Neurosurg Rev. 2021 Jun;44(3):1471-1478. doi: 10.1007/s10143-020-01332-0. Epub 2020 Jun 20.

Abstract

Fusiform aneurysms are less common than saccular aneurysms, but have higher associated mortality and rebleeding rates. Recently, flow diversion has emerged as a possible treatment option. The purpose of this study was to determine the safety and efficacy of the Pipeline Embolization Device (PED) for the treatment of ruptured and unruptured fusiform aneurysms. This was a retrospective analysis of patients with fusiform intracranial aneurysms treated with a PED at a quaternary care center between January 2012 and September 2019. Occlusion rates, neurologic morbidity/mortality, and other clinical variables were analyzed. Twenty-nine patients with 30 fusiform aneurysms were treated with a PED. Sixteen aneurysms (53%) were located in the anterior circulation and 14 aneurysms (47%) were in the posterior circulation. The mean maximal diameter of the aneurysms was 10.1 ± 5.6 mm (range 2.3-25 mm).

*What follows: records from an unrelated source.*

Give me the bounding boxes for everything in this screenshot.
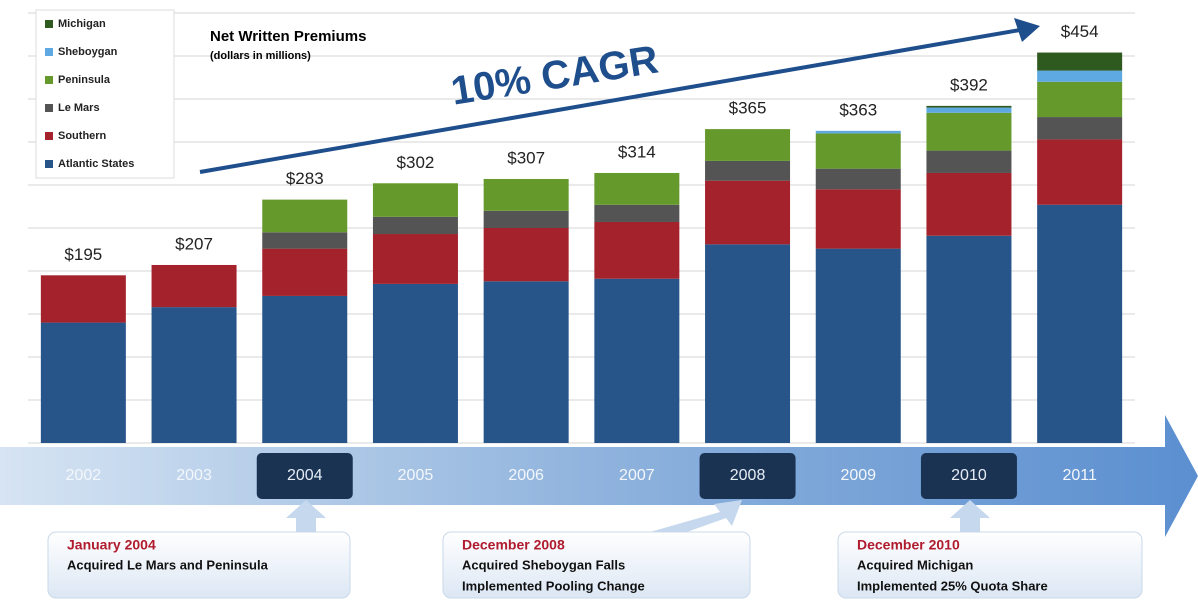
total-label: $195	[64, 245, 102, 264]
total-label: $454	[1061, 22, 1099, 41]
callout-title: January 2004	[67, 537, 156, 553]
total-label: $314	[618, 142, 656, 161]
callout-line: Acquired Sheboygan Falls	[462, 557, 625, 572]
bar-segment	[594, 172, 680, 205]
x-tick-label: 2010	[951, 467, 987, 484]
bar-segment	[705, 180, 791, 245]
legend-label: Peninsula	[58, 74, 111, 86]
legend-swatch	[45, 20, 53, 28]
total-label: $207	[175, 234, 213, 253]
year-highlight	[920, 453, 1017, 499]
legend	[35, 9, 175, 179]
bar-segment	[1037, 139, 1123, 205]
bar-segment	[926, 172, 1012, 236]
callout-arrow	[950, 500, 990, 532]
x-tick-label: 2004	[287, 467, 323, 484]
bar-segment	[40, 275, 126, 323]
bar-segment	[594, 278, 680, 443]
legend-swatch	[45, 48, 53, 56]
total-label: $283	[286, 169, 324, 188]
bar-segment	[1037, 81, 1123, 118]
bar-segment	[372, 216, 458, 235]
year-highlight	[256, 453, 353, 499]
x-tick-label: 2009	[840, 467, 876, 484]
bar-segment	[483, 178, 569, 211]
cagr-arrow	[199, 28, 1021, 174]
total-label: $365	[729, 99, 767, 118]
bar-segment	[1037, 204, 1123, 443]
total-label: $302	[397, 153, 435, 172]
bar-segment	[483, 210, 569, 228]
callout-line: Acquired Michigan	[857, 557, 973, 572]
callout-box	[837, 531, 1143, 599]
bar-segment	[926, 105, 1012, 108]
bar-segment	[483, 281, 569, 443]
bar-segment	[594, 204, 680, 222]
legend-label: Michigan	[58, 18, 106, 30]
x-tick-label: 2002	[66, 467, 102, 484]
bar-segment	[151, 264, 237, 308]
callout-box	[442, 531, 751, 599]
bar-segment	[815, 248, 901, 443]
chart-subtitle: (dollars in millions)	[210, 50, 311, 62]
bar-segment	[815, 168, 901, 190]
callout-line: Acquired Le Mars and Peninsula	[67, 557, 269, 572]
bar-segment	[372, 183, 458, 217]
total-label: $392	[950, 75, 988, 94]
bar-segment	[151, 307, 237, 443]
callout-title: December 2008	[462, 537, 565, 553]
bar-segment	[926, 235, 1012, 443]
callout-title: December 2010	[857, 537, 960, 553]
legend-label: Le Mars	[58, 102, 100, 114]
legend-swatch	[45, 132, 53, 140]
x-tick-label: 2007	[619, 467, 655, 484]
bar-segment	[815, 189, 901, 249]
legend-label: Atlantic States	[58, 158, 134, 170]
legend-swatch	[45, 104, 53, 112]
x-tick-label: 2011	[1062, 467, 1097, 484]
legend-label: Sheboygan	[58, 46, 118, 58]
legend-swatch	[45, 76, 53, 84]
bar-segment	[372, 283, 458, 443]
callout-line: Implemented 25% Quota Share	[857, 578, 1048, 593]
x-tick-label: 2006	[508, 467, 544, 484]
cagr-arrowhead	[1014, 18, 1040, 42]
year-highlight	[699, 453, 796, 499]
total-label: $363	[839, 100, 877, 119]
bar-segment	[815, 133, 901, 169]
x-tick-label: 2008	[730, 467, 766, 484]
callout-arrow	[286, 500, 326, 532]
bar-segment	[926, 107, 1012, 113]
bar-segment	[926, 112, 1012, 151]
bar-segment	[1037, 52, 1123, 71]
bar-segment	[705, 160, 791, 181]
x-tick-label: 2003	[176, 467, 212, 484]
bar-segment	[262, 232, 348, 249]
legend-label: Southern	[58, 130, 107, 142]
bar-segment	[483, 228, 569, 282]
legend-swatch	[45, 160, 53, 168]
total-label: $307	[507, 148, 545, 167]
bar-segment	[262, 248, 348, 296]
bar-segment	[1037, 70, 1123, 82]
bar-segment	[262, 199, 348, 233]
bar-segment	[1037, 117, 1123, 140]
x-tick-label: 2005	[398, 467, 434, 484]
bar-segment	[815, 130, 901, 134]
bar-segment	[705, 129, 791, 161]
cagr-annotation: 10% CAGR	[448, 38, 661, 114]
bar-segment	[594, 221, 680, 279]
bar-segment	[705, 244, 791, 443]
bar-segment	[926, 150, 1012, 173]
chart-title: Net Written Premiums	[210, 28, 366, 45]
callout-arrow	[650, 500, 742, 538]
bar-segment	[262, 295, 348, 443]
timeline-band	[0, 415, 1198, 537]
bar-segment	[372, 234, 458, 284]
callout-box	[47, 531, 351, 599]
callout-line: Implemented Pooling Change	[462, 578, 645, 593]
bar-segment	[40, 322, 126, 443]
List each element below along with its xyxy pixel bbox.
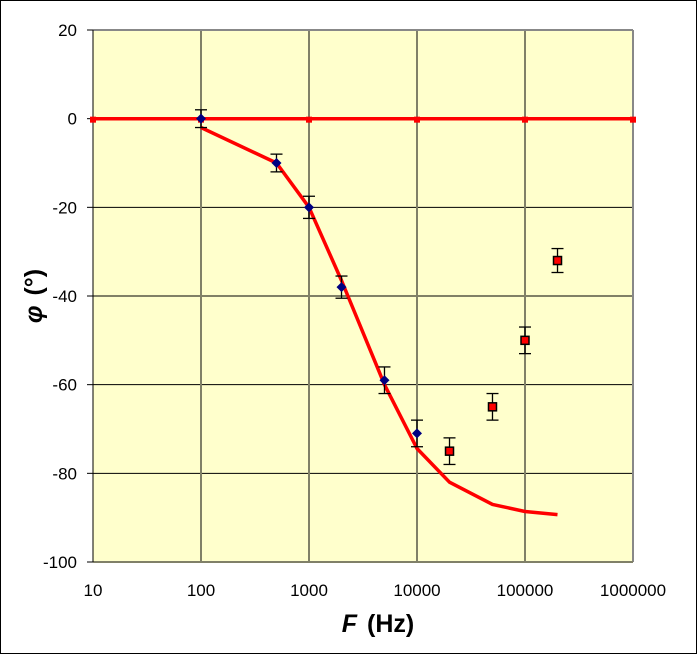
line-marker <box>414 116 420 123</box>
diamond-marker <box>412 428 422 439</box>
theory-curve <box>200 125 558 517</box>
line-marker <box>522 116 528 123</box>
y-tick-label: -80 <box>52 464 77 483</box>
series-line <box>200 125 558 517</box>
y-tick-label: -40 <box>52 287 77 306</box>
diamond-marker <box>196 113 206 124</box>
measured-high-frequency <box>443 247 564 466</box>
line-marker <box>90 116 96 123</box>
x-tick-label: 1000 <box>290 581 328 600</box>
x-tick-label: 10 <box>84 581 103 600</box>
diamond-marker <box>379 375 390 386</box>
y-tick-label: 0 <box>68 110 77 129</box>
square-marker <box>520 335 530 346</box>
y-axis-tick-labels: 20 0 -20 -40 -60 -80 -100 <box>43 21 77 572</box>
y-tick-label: -20 <box>52 198 77 217</box>
y-tick-label: -100 <box>43 553 77 572</box>
x-tick-label: 100 <box>187 581 215 600</box>
data-series <box>90 109 636 517</box>
y-tick-label: -60 <box>52 376 77 395</box>
x-axis-title: F (Hz) <box>342 610 415 638</box>
x-tick-label: 100000 <box>497 581 554 600</box>
line-marker <box>630 116 636 123</box>
square-marker <box>444 446 455 456</box>
diamond-marker <box>336 282 347 293</box>
y-axis-title: φ(°) <box>20 269 48 323</box>
measured-low-frequency <box>195 109 423 448</box>
diamond-marker <box>304 202 314 213</box>
x-axis-tick-labels: 10 100 1000 10000 100000 1000000 <box>84 581 667 600</box>
square-marker <box>552 255 563 266</box>
diamond-marker <box>271 158 282 168</box>
x-tick-label: 1000000 <box>600 581 666 600</box>
line-marker <box>306 116 312 123</box>
y-tick-label: 20 <box>58 21 77 40</box>
x-tick-label: 10000 <box>393 581 440 600</box>
square-marker <box>487 402 498 412</box>
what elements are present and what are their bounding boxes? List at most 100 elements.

Angiographic and clinical follow-up were available for 28 aneurysms (93%). The median follow-up was 17.4 months (IQR 4.8 to 28 months) and occlusion rates were graded according to the O'Kelly-Marotta (OKM) scale. Of patients with DSA follow-up, 15 aneurysms (60%) were completely occluded (OKM D) and 19 aneurysms (76%) had a favorable occlusion result (OKM C1-3 and D). The overall complication rate was 26.7% with a neurological morbidity rate of 6.7% and neurological mortality rate of 3.4%. Flow diversion can be an effective treatment for both ruptured and unruptured fusiform aneurysms. Nevertheless, complete occlusion rates are lower than for saccular aneurysms. Therefore, flow diversion should be considered only if other more direct treatment options, such as clipping or stent/coiling are not applicable. Flow diversion should be used cautiously in patients presenting with rupture.

摘要

梭形动脉瘤比囊状动脉瘤少见,但与之相关的死亡率和再出血率更高。最近,血流导向装置已成为一种可能的治疗选择。本研究旨在确定 Pipeline 栓塞装置(PED)治疗破裂和未破裂梭形颅内动脉瘤的安全性和有效性。这是一项回顾性分析,纳入 2012 年 1 月至 2019 年 9 月在一家四级医疗中心接受 PED 治疗的梭形颅内动脉瘤患者。分析了闭塞率、神经功能障碍/死亡率和其他临床变量。29 例患者共 30 个梭形动脉瘤接受了 PED 治疗。16 个动脉瘤(53%)位于前循环,14 个动脉瘤(47%)位于后循环。动脉瘤的最大直径平均值为 10.1±5.6mm(范围 2.3-25mm)。28 个动脉瘤(93%)有血管造影和临床随访资料。中位随访时间为 17.4 个月(IQR 4.8-28 个月),闭塞率根据 O'Kelly-Marotta(OKM)分级标准进行评估。有 DSA 随访的患者中,15 个动脉瘤(60%)完全闭塞(OKM D),19 个动脉瘤(76%)闭塞结果良好(OKM C1-3 和 D)。总的并发症发生率为 26.7%,神经功能障碍发生率为 6.7%,神经死亡率为 3.4%。血流导向装置可有效治疗破裂和未破裂的梭形动脉瘤。然而,完全闭塞率低于囊状动脉瘤。因此,只有在其他更直接的治疗方法(如夹闭或支架/线圈)不适用时,才应考虑血流导向装置。在破裂的患者中应谨慎使用血流导向装置。